I went out on the flat top, on to the mountain meadow on concrete, looked down on the Disneyland lake. Off to the right, trophy buildings represented Art, Justice, Science. But the eye was drawn across the shining water, up another slope to a monumental building, the memorial to Australia’s part in wars for Britain and America. The great place of the killing: honour the dead, believe in the glory, keep sending the children.

I felt for the pulse of patriotism. Two Irish were listed as dying for their country on the slate they were running in the war temple across the water. All I felt was a sense of waste. That and a recidivist desire for a cigarette.

Meryl Canetti was in her mid-thirties, jeans and a jacket, medium-height, thin, pale hair cut close to the head, memories of freckles around her nose. Smoking a cigarette, pressing it to her lips, hissing out smoke, looking around jerkily like a bird. When the cigarette came away from her mouth, her left hand went up to her eyes, nervous eyes, to her ears, to her hair, touching. She’d been a pretty teenager, attractive in her twenties, could be again if the feeling of panic ever went away.

She saw me coming, two quick puffs, dropped the cigarette, ground it, looked pointedly at the copy of the Age I was carrying.

‘Mrs Canetti?’

Sharp nod, sniff.

‘Let’s find somewhere to sit.’

There was a cafeteria, not crowded. I fetched tea, watched her looking around, shifting in her seat like a child.

‘I don’t know a lot,’ I said, sitting down. ‘What’s MarketAsia Consultants?’

‘Import-export,’ she said. Bitten-down nails. Thin lines, cracks, ran down from the corners of her mouth. ‘I thought. Now I don’t know. Believe that? Married for eight years. Two kids.’

‘He went off to work every day?’

‘Yes. Office in Manuka.’

‘You don’t know exactly what kind of work?’

She didn’t answer the question.

‘How can you just be missing?’ she said.

The medication was only just keeping the lid on. She took a sip of tea, choked, coughed. Her eyelashes were short, almost invisible. I waited, drank some of mine.

‘You said men came to tell you.
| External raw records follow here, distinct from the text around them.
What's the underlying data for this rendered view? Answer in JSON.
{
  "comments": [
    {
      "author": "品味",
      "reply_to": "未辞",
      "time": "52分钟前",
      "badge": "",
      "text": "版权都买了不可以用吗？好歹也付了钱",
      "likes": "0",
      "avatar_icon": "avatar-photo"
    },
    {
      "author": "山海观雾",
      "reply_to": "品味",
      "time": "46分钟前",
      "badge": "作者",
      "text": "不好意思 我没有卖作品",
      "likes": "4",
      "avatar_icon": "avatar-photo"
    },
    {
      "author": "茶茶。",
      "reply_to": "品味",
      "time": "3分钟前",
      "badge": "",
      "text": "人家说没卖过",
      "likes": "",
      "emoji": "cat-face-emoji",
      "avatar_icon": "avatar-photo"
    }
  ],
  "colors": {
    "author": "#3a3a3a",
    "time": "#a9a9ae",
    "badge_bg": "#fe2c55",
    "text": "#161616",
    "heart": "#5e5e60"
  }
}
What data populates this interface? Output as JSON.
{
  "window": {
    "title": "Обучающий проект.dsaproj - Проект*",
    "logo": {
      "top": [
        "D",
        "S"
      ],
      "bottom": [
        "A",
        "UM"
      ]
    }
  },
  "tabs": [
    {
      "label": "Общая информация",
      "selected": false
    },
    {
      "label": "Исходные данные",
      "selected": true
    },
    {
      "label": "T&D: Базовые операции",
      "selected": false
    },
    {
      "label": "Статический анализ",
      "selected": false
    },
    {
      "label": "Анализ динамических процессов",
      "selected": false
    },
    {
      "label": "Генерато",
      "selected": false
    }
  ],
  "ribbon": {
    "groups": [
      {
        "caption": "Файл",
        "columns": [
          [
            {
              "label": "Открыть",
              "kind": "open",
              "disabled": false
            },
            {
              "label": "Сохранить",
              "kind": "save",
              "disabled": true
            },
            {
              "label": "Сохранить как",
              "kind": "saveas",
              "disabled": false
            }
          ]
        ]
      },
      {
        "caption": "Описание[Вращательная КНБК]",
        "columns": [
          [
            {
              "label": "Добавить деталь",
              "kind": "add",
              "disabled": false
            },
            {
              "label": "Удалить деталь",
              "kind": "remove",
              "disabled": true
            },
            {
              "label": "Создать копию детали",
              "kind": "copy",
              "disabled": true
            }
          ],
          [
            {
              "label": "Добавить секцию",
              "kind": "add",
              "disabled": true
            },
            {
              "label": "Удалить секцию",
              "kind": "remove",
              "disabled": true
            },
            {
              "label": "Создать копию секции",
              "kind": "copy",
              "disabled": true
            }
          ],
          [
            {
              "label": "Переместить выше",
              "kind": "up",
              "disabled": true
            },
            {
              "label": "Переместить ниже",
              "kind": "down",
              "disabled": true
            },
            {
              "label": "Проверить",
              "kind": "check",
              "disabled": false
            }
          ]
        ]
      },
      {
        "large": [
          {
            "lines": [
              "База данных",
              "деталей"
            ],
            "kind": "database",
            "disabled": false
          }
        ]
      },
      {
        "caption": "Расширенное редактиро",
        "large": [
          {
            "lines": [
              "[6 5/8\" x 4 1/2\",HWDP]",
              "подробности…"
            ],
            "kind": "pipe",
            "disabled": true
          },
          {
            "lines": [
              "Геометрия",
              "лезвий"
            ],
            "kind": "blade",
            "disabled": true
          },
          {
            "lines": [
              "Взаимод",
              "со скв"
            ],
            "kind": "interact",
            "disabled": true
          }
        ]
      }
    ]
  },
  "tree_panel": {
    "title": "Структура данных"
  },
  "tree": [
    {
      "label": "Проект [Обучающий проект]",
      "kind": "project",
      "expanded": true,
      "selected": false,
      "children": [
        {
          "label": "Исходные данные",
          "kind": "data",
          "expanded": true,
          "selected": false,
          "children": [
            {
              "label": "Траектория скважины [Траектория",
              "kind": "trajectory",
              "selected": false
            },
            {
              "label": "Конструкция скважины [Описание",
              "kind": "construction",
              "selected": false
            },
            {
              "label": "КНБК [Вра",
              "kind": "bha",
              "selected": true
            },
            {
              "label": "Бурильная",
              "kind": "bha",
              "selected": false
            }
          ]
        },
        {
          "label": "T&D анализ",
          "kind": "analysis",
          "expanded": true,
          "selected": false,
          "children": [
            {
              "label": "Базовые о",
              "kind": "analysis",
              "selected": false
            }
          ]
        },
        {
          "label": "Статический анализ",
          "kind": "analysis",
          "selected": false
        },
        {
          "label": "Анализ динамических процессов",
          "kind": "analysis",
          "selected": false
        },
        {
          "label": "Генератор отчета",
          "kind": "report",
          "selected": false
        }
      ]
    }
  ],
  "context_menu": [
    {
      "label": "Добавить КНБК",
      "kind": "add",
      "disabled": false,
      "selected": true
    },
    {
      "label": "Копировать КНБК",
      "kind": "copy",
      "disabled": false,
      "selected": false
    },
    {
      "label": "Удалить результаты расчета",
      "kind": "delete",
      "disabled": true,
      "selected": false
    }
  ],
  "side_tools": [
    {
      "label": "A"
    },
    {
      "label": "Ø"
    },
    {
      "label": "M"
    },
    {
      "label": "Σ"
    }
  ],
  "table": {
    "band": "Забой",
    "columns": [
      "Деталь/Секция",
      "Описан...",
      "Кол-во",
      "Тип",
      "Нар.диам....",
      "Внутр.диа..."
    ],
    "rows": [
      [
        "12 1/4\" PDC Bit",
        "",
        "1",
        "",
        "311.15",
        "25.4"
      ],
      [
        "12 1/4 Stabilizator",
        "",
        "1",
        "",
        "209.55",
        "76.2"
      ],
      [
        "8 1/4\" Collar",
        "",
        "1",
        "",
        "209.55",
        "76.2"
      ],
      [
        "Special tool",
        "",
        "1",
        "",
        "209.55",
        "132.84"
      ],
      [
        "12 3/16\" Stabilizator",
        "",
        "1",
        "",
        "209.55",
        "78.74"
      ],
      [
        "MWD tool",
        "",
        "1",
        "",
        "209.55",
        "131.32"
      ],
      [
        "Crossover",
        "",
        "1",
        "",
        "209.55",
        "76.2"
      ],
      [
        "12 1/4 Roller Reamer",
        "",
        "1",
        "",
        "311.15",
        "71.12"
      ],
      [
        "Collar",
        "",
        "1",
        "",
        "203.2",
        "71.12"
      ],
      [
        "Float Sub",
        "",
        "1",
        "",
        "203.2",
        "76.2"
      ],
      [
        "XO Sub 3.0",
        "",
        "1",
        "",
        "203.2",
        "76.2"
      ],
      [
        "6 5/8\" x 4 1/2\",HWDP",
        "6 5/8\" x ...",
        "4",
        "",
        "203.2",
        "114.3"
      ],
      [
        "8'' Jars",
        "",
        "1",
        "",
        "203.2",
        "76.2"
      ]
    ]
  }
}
When was that?’

‘Eighteenth of April.’

‘Did they tell you where your husband was when he went missing?’

‘No. But I know where he was. Melbourne.’

‘How do you know that?’

‘The phone. Shows the caller’s number.’

‘He phoned you from Melbourne. When was that?’

‘Charlotte’s birthday. Third of April. She’s the first. Mad about her, couldn’t miss her birthday. Princess Charlotte he called her.’

She hung her head, shivered. ‘Jesus, why can’t you smoke in these places? Never been here. Watched the whole bloody thing go up. Waste of money.’

‘How long had he been away?’

She bit at a nail on her right hand, checked herself, put both hands on the table. On the little finger, she wore a big ring, a greenish stone, oval, set in gold. ‘When he phoned? About a week. Bit more. He went away a lot once, but not recently. Once it was five months, he came home five or six days in all that time. I used to go mad. After I had Lorna, she was, oh, a year old, he was gone for three months. Then we went to Noosa for six weeks. Unit on the beach, hire car, ate in restaurants all the time, three times a day some days. Everything. Lovely. You just forget. Till he goes away again.’